The Trump administration is aiming to make illegal migrants ineligible for bond hearings as they contest their deportation cases in court, according to The Washington Post.
All foreign nationals who unlawfully crossed the U.S.-Mexico border must remain in detention for the duration of their deportation proceedings, according to interim guidance ordered by acting Immigration and Customs Enforcement (ICE) director Todd Lyons and obtained by the Post. The directive, which was dated earlier in July, is expected to apply to millions of illegal migrants currently living in the country. (RELATED: EXCLUSIVE: Top House Committee Digs Into Orgs That Turbocharged Biden Border Crisis)

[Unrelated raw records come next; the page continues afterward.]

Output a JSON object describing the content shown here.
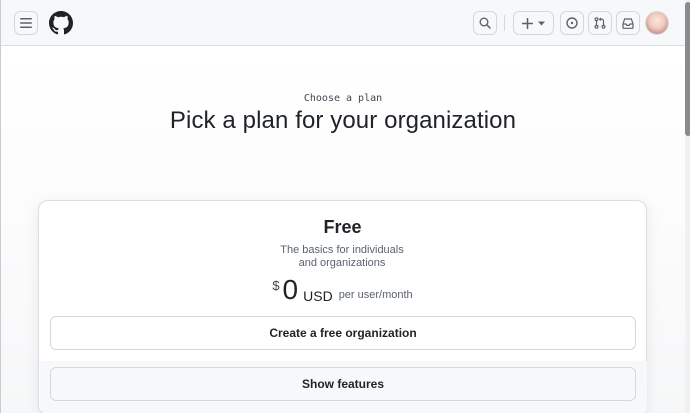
{
  "header": {
    "icons": {
      "menu": "hamburger-icon",
      "logo": "github-logo-icon",
      "search": "search-icon",
      "create": "plus-icon",
      "issues": "issue-opened-icon",
      "pulls": "git-pull-request-icon",
      "inbox": "inbox-icon"
    }
  },
  "main": {
    "eyebrow": "Choose a plan",
    "title": "Pick a plan for your organization"
  },
  "plan": {
    "name": "Free",
    "description_line1": "The basics for individuals",
    "description_line2": "and organizations",
    "currency_symbol": "$",
    "amount": "0",
    "currency": "USD",
    "period": "per user/month",
    "create_label": "Create a free organization",
    "features_label": "Show features"
  },
  "colors": {
    "header_bg": "#f6f8fa",
    "text": "#1f2328",
    "muted": "#59636e",
    "border": "#d1d9e0"
  }
}
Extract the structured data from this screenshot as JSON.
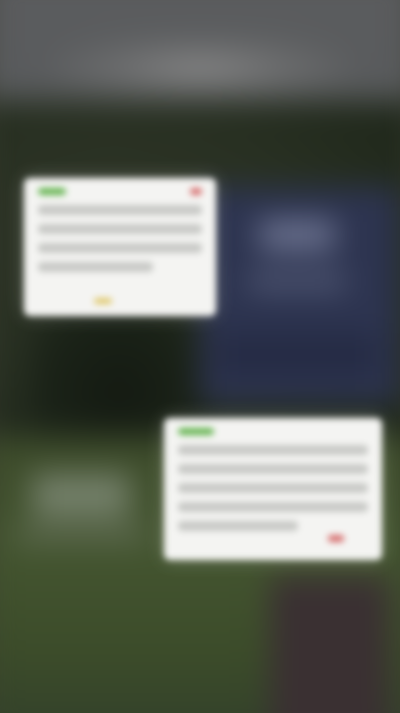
{
  "screen": {
    "title": "",
    "cards": [
      {
        "text": ""
      },
      {
        "text": ""
      }
    ]
  },
  "colors": {
    "card_bg": "#f4f4f2",
    "accent_green": "#63b34e",
    "accent_red": "#d66c6c",
    "accent_yellow": "#e0c86a",
    "panel_blue": "#2d3450"
  }
}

The policy change could prove monumental in disincentivizing illegal immigration, with countless illegal migrants having long been allowed to live and work freely in the U.S. after being released from immigration custody, typically due to limited detention capacity.
“Detention is absolutely the best way to approach this, if you can do it,” Mark Krikorian, executive director of the Center for Immigration Studies, an organization that advocates for lower levels of immigration, stated to the Post.
TOPSHOT – US President President Donald Trump (2L), Florida Governor Ron DeSantis (L), and Secretary of Homeland Security Kristi Noem (R) tour a migrant detention center, dubbed “Alligator Alcatraz,” located at the site of the Dade-Collier Training and Transition Airport in Ochopee, Florida on July 1, 2025. (Photo by ANDREW CABALLERO-REYNOLDS / AFP) (Photo by ANDREW CABALLERO-REYNOLDS/AFP via Getty Images)
“It costs a lot of money, obviously,” Krikorian continued. “You’re pretty much guaranteed to be able to remove the person, if there’s a negative finding, if he’s in detention.”
Neither ICE or the Department of Homeland of Security responded to requests for comment from the Daily Caller News Foundation.
Due to capacity limitations and other factors, ICE detains noncitizens “only when necessary,” according to its 2024 annual report. However, illegal migrants are currently subject to mandatory detention without bond if they’ve been convicted of murder or other heinous crimes — and Trump signed into law the Laken Riley Act, requiring mandatory detention of illegal migrants involved in theft-related crimes.
The directive by Lyons follows President Donald Trump’s signing of the Big, Beautiful Bill into law, which supercharges funding for ICE enforcement and detention.
Approximately $170 billion in funding from the mega-bill has been designated for immigration and border enforcement. Of this funding, more than $45 billion is specifically earmarked for ICE detention space over the next four years, which will open tens of thousands of new beds at ICE facilities across the U.S.
As of June 29, just over 57,800 individuals were in ICE detention, according to the latest data from the Transactional Records Access Clearinghouse at Syracuse University. The Trump administration anticipates that an enormous cash infusion will allow the country’s detention capacity to expand to roughly 100,000 beds, allowing room to keep more migrants detained, according to the Brennan Center for Justice.